The Risky Budgeting Trend That’s on Its Way Out
As cliche as it sounds, the one thing that’s certain is uncertainty. When this is the case, your money habits need to evolve along with everything else. As everyone faces inflation and stares down a possible recession, are there any fundamental changes you should make in how you handle your money? I spoke to a finance expert to find out what budgeting tactic should be put on the back burner during these volatile times. Here’s what she had to say.
Esther Lee, Deputy Editor of The Knot, cites one of the biggest outdated budgeting trends as emotional investing. “Let’s be honest,” she says, “the GameStop frenzy in January 2021 is a reminder of the emotional hullabaloo that can come with the sole objective of short-term gains.”
Emotional investing refers not only to investing based on FOMO-fueled peer pressure, but also any kind of investment decision that’s based on emotions. Investopedia offers one example of what underpins these types of unwise investments: “Underestimating risks associated with investments is one reason why investors sometimes make suboptimal decisions based on emotion.”
Lee puts a fine point on the matter. “Without professional experience or a simple understanding of the markets, following trendy investment decisions on Reddit threads for the monetary ‘high’ is emotional investing and generally a trend that needs to go in 2023,” she says.

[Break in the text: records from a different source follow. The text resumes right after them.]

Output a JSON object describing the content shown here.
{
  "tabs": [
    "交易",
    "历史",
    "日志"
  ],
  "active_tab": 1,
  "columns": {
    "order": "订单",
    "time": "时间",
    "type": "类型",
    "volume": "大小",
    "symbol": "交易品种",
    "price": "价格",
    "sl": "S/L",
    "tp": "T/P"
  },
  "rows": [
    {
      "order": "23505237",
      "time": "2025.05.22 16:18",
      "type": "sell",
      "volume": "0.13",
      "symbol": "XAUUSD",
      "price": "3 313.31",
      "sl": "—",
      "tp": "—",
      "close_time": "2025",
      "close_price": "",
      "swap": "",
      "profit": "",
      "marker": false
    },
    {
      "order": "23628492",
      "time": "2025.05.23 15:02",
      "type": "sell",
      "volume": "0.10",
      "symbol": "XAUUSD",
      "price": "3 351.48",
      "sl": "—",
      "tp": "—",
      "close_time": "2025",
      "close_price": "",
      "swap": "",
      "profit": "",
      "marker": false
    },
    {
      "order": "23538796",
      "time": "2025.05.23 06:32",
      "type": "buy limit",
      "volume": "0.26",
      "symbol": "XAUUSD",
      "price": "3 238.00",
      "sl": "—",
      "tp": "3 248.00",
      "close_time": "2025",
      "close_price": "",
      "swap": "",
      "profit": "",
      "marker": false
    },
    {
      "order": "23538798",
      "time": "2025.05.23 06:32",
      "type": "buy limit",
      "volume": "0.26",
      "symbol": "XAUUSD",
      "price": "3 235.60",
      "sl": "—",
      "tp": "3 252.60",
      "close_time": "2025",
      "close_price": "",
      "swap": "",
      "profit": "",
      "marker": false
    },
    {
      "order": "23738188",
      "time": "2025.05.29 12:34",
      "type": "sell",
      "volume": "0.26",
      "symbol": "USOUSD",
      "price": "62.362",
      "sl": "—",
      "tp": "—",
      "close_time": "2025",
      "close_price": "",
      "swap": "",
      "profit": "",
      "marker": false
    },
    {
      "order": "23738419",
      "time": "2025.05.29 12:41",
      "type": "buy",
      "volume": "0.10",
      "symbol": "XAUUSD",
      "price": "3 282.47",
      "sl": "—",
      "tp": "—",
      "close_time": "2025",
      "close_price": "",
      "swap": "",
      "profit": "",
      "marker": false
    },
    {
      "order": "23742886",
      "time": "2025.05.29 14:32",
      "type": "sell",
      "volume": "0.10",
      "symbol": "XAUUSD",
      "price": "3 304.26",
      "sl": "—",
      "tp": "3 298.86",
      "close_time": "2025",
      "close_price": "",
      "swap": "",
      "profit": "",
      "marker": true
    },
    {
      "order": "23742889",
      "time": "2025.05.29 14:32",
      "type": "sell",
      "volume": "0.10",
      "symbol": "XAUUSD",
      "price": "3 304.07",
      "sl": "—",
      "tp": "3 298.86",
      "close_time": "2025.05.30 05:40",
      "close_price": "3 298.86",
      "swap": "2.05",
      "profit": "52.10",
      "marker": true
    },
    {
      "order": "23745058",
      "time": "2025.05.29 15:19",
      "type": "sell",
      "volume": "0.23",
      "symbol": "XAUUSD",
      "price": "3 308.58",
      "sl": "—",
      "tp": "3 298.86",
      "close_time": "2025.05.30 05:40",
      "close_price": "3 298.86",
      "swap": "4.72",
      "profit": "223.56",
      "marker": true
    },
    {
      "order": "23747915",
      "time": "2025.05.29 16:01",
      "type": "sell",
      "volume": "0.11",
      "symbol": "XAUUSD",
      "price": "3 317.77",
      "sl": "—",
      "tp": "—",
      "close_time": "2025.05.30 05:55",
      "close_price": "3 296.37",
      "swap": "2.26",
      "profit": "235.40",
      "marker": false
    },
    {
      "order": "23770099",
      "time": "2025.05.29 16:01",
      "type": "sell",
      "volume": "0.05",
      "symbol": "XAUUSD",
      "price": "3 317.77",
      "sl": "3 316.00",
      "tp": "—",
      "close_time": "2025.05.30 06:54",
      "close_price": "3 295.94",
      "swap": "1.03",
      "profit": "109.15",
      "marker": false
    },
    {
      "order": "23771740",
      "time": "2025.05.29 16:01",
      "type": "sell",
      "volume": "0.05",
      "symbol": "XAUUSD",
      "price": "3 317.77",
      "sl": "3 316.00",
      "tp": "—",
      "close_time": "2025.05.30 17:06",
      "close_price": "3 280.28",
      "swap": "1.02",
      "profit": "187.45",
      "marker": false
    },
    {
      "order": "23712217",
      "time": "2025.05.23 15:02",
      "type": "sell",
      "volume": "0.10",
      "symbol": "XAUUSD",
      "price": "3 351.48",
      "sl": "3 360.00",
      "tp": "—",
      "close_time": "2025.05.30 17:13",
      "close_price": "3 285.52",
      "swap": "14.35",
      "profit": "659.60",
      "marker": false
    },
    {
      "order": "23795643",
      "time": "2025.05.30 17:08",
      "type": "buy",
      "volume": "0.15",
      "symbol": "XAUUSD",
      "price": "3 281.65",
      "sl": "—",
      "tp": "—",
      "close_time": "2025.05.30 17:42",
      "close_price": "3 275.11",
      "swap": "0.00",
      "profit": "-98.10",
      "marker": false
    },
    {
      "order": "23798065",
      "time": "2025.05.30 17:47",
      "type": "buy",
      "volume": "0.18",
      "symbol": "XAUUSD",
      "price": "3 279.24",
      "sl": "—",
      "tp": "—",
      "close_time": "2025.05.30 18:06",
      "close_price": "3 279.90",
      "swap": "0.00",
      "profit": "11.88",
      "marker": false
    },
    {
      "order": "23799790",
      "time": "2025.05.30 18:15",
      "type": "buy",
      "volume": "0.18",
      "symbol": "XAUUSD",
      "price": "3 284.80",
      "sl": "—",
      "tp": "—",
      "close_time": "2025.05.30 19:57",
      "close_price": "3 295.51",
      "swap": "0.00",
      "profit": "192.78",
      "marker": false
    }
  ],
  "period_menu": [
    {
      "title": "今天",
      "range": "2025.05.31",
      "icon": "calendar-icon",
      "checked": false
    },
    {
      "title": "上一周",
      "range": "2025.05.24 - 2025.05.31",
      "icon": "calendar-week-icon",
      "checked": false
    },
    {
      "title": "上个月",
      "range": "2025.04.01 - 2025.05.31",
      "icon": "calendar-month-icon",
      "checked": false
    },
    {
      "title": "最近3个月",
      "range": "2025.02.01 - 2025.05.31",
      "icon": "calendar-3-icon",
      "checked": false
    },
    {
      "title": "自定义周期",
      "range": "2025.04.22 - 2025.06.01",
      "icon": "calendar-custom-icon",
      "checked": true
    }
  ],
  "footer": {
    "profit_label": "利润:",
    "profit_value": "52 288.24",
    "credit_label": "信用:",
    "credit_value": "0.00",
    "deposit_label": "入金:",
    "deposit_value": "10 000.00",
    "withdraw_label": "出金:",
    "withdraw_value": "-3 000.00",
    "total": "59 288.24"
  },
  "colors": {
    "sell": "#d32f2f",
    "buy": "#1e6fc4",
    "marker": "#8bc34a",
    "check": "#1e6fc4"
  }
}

In other words, now is not the time for underestimating risks. Instead, Lee posits, “While the story of long-term gains isn’t as sexy or dramatic as an overnight skyrocketing in personal net worth, exercising knowledge and rationale is something many seasoned financial advisors encourage. Researching and seriously considering the investments you plan to pursue are strategic approaches all savvy investors should consider.”